The worst environmental disaster – by an incomprehensible magnitude – is climate change, which is mostly coming from the large capitalist economies and intensifies as developing countries adopt industrial capitalism. But if you look at this list of historical environmental disasters you see a bunch of them happened in socialist or communist economies -Chernobyl, the Aral sea, etc – but also a bunch of them happened in capitalist economies. And, if the Cold War turned out differently there would still be socialised coal power stations and countless socialised cars spewing out carbon and heating the planet. Neither system deals well with environmental externalities.
One of the biggest political and environmental books of the last few years has been Naomi Klein’s This Changes Everything, in which Klein argues that the main driver of climate change is free market capitalism, and the solution to the problem of how to stop climate change is that we get rid of capitalism. (She is super-vague about what we should replace it with: ‘creative communities’ is about as specific as it gets). The core of her argument is that capitalism is a system that is based on the premise of infinite growth, but we live on a planet of finite resources. This rapidly increasing growth is consuming those resources, and, she says, climate change is the most catastrophic symptom of this phenomenon.
It’s a very popular argument among environmental circles, but I have huge problems with Klein’s hypothesis. Firstly, if we wave a wand and get rid of capitalism overnight we still have a planet with seven billion people on it, almost all of whom want to live lives made easier by technologies which are fueled by the consumption/emission of carbon. But, I think Klein would reply, at least we wouldn’t have a system that kept driving all those people to more and more growth and consumption.

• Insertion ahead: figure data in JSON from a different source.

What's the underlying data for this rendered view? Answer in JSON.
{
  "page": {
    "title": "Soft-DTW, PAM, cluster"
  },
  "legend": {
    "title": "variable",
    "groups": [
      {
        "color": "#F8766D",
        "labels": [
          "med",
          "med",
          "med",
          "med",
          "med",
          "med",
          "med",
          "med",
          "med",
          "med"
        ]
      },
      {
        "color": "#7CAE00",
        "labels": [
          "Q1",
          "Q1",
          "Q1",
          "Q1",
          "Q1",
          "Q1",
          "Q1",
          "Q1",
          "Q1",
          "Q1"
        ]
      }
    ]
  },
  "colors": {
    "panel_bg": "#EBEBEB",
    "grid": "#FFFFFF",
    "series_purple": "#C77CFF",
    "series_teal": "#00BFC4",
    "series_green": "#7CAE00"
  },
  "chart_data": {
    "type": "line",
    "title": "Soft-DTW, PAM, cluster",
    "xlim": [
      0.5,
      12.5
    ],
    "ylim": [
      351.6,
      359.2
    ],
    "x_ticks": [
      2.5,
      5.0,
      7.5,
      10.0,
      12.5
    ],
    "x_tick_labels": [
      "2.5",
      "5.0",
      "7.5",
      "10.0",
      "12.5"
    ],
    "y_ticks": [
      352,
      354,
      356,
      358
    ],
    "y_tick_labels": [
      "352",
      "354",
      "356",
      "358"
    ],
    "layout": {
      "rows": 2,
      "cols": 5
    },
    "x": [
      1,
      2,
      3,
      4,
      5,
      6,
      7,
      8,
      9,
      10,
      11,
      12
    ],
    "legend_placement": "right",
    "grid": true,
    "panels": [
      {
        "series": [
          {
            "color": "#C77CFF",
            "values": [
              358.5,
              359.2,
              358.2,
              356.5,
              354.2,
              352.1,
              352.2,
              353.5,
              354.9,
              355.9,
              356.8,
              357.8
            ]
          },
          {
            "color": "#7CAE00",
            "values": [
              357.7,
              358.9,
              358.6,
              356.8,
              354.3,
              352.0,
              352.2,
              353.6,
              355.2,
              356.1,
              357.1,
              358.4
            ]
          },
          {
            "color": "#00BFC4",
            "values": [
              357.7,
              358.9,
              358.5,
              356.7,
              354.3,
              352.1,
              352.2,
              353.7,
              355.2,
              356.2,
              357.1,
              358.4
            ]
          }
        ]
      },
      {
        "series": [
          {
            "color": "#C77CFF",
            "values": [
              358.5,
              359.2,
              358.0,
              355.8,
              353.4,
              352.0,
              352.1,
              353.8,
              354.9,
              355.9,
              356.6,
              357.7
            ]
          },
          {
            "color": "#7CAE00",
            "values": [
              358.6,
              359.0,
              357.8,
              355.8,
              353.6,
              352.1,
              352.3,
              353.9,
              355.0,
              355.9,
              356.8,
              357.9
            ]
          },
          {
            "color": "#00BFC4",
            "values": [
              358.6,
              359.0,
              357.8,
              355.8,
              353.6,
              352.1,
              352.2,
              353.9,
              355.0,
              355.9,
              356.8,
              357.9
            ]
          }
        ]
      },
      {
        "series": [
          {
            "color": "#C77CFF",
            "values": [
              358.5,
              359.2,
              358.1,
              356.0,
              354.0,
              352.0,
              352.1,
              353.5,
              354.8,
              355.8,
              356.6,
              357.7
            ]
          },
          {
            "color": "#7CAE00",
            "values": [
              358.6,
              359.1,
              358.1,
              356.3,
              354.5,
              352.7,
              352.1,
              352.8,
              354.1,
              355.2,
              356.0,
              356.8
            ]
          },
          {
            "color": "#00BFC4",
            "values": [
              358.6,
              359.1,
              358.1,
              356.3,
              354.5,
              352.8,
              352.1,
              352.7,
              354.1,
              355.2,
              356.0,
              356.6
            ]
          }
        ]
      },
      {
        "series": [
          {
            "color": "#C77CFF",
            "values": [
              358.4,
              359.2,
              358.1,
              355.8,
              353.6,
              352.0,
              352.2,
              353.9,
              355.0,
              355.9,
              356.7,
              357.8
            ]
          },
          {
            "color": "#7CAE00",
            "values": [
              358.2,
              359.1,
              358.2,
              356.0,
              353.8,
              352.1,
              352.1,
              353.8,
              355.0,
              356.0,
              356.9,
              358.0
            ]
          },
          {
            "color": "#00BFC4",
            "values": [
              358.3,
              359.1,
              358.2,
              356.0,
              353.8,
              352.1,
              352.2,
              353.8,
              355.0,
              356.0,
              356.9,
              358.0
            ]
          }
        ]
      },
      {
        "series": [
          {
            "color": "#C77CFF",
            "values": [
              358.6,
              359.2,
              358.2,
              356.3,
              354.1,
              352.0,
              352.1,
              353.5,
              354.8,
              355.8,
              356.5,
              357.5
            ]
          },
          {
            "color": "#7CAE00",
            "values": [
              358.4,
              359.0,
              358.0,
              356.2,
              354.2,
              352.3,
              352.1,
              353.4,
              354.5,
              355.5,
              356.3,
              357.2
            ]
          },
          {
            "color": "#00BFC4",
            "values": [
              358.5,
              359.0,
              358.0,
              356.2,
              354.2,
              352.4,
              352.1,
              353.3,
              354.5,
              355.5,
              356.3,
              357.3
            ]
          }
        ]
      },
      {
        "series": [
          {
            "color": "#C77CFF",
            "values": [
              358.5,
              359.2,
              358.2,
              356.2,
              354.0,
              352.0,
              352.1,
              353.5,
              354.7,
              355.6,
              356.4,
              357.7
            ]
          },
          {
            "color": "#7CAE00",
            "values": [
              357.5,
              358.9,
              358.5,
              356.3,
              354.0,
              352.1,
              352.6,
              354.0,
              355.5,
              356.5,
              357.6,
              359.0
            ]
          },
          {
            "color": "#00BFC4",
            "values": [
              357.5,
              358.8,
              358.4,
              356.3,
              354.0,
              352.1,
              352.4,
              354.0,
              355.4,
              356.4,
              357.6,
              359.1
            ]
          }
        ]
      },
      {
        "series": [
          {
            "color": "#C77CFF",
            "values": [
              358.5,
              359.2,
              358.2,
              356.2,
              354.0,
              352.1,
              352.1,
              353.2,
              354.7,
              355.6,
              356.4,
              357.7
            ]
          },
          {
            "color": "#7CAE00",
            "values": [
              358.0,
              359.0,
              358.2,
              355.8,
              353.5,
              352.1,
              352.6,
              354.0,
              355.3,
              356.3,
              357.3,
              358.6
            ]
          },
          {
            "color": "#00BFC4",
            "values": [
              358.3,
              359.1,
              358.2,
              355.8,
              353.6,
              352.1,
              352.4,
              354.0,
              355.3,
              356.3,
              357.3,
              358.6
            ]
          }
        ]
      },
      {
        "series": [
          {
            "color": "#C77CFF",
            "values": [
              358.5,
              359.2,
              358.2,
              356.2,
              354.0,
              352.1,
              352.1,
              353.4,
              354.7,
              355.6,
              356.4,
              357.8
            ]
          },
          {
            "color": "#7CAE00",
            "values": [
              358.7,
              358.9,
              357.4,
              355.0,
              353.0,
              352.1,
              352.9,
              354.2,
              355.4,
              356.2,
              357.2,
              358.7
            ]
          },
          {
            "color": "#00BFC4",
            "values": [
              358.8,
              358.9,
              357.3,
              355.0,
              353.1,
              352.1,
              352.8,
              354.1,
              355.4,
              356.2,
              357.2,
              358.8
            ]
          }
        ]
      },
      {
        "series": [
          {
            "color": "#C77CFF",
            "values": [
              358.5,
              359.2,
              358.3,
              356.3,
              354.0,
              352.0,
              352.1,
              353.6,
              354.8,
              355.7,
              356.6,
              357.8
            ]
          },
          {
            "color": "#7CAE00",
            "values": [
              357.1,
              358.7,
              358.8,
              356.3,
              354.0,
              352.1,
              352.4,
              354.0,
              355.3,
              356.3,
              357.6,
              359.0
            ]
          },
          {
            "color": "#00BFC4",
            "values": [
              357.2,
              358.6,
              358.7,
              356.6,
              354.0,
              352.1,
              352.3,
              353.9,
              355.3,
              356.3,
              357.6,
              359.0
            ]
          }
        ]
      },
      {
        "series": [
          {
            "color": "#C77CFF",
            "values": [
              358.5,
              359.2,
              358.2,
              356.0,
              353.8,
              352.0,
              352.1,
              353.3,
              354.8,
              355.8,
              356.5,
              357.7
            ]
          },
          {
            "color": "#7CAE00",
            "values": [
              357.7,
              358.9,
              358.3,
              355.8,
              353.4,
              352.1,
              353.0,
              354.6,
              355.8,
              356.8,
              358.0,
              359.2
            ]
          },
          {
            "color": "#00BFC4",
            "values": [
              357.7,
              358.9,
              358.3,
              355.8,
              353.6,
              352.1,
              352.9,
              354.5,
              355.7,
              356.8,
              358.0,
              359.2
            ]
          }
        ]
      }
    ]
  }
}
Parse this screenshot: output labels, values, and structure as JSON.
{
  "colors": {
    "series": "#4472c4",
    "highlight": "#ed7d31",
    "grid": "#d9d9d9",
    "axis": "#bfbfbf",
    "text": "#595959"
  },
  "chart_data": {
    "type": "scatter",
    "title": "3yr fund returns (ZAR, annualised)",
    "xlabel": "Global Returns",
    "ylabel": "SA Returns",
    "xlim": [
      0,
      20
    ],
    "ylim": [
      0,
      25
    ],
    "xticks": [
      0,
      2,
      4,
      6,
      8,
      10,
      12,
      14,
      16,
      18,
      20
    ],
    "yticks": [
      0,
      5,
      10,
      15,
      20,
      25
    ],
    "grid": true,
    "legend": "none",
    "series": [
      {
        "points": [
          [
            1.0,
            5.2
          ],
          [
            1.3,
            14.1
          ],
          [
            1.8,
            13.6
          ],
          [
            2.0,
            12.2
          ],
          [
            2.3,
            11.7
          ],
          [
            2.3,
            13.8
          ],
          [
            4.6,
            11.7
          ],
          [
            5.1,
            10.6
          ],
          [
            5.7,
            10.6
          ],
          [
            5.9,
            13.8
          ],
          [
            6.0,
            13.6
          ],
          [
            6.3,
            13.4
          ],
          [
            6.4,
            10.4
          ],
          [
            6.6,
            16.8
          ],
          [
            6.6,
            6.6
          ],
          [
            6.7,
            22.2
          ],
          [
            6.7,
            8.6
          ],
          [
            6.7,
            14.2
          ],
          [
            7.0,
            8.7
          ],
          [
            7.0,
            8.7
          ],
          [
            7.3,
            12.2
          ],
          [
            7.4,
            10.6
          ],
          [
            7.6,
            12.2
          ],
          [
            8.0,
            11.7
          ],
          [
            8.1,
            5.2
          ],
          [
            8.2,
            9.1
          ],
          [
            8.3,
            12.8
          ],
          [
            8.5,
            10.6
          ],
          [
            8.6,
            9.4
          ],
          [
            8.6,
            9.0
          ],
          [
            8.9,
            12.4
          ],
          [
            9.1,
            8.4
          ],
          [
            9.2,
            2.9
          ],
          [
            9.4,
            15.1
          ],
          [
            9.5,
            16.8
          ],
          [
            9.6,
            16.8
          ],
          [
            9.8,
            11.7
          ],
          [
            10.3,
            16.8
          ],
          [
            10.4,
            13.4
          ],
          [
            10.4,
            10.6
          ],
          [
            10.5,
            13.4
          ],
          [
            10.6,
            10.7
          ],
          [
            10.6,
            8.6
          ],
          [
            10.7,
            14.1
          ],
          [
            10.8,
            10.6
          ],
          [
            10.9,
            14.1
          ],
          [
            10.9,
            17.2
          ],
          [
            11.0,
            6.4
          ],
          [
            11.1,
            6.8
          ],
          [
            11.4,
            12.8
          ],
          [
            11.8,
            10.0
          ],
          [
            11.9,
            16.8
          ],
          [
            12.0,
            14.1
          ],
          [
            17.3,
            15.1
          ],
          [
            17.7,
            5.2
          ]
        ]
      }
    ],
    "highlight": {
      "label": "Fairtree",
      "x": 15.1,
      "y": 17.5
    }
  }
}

That’s where she really loses me. If we no longer had free markets we’d still have the basic economic problems of scarcity and allocation. We’d need to figure out who got what, and why. That’s a political problem and, presuming that Klein’s creative communities have democracy, its leaders or communal decision making process or whatever would need to find political solutions to it, or get replaced by other leaders who could. And the most peaceful, politically palatable solution to that problem is always going to be economic growth. Everyone gets a little bit more! Obviously in late capitalism this solution is horribly broken – but if Klein has figured out a way for democracies to peacefully resolve demand and allocation without growth then she forgets to mention it. Otherwise we’d just have ‘creative communities’ chasing growth instead of corporations and, if they couldn’t deliver it, their polities demanding political economies that could. Like, say, free market capitalism.
I sometimes wonder if Thatcher’s mantra ‘There Is No Alternative’ has been too successful, and that people think the current, very dysfunctional form of capitalism is the only model available. But there’s nothing inevitable or even logical about the current settings of capitalism as its practiced in the anglosphere, or anywhere else. There’s no reason we tax income rather than carbon, say; or make it illegal to pour poison in the water supply but legal and even profitable to operate a coal power plant. They’re arbitrary political settings which can be changed. It is going to be really tough to change capitalism so that it is compatible with the environment. But that challenge is nothing compared to the task of overthrowing capitalism, which, even if it was somehow achieved, wouldn’t actually solve the original problem.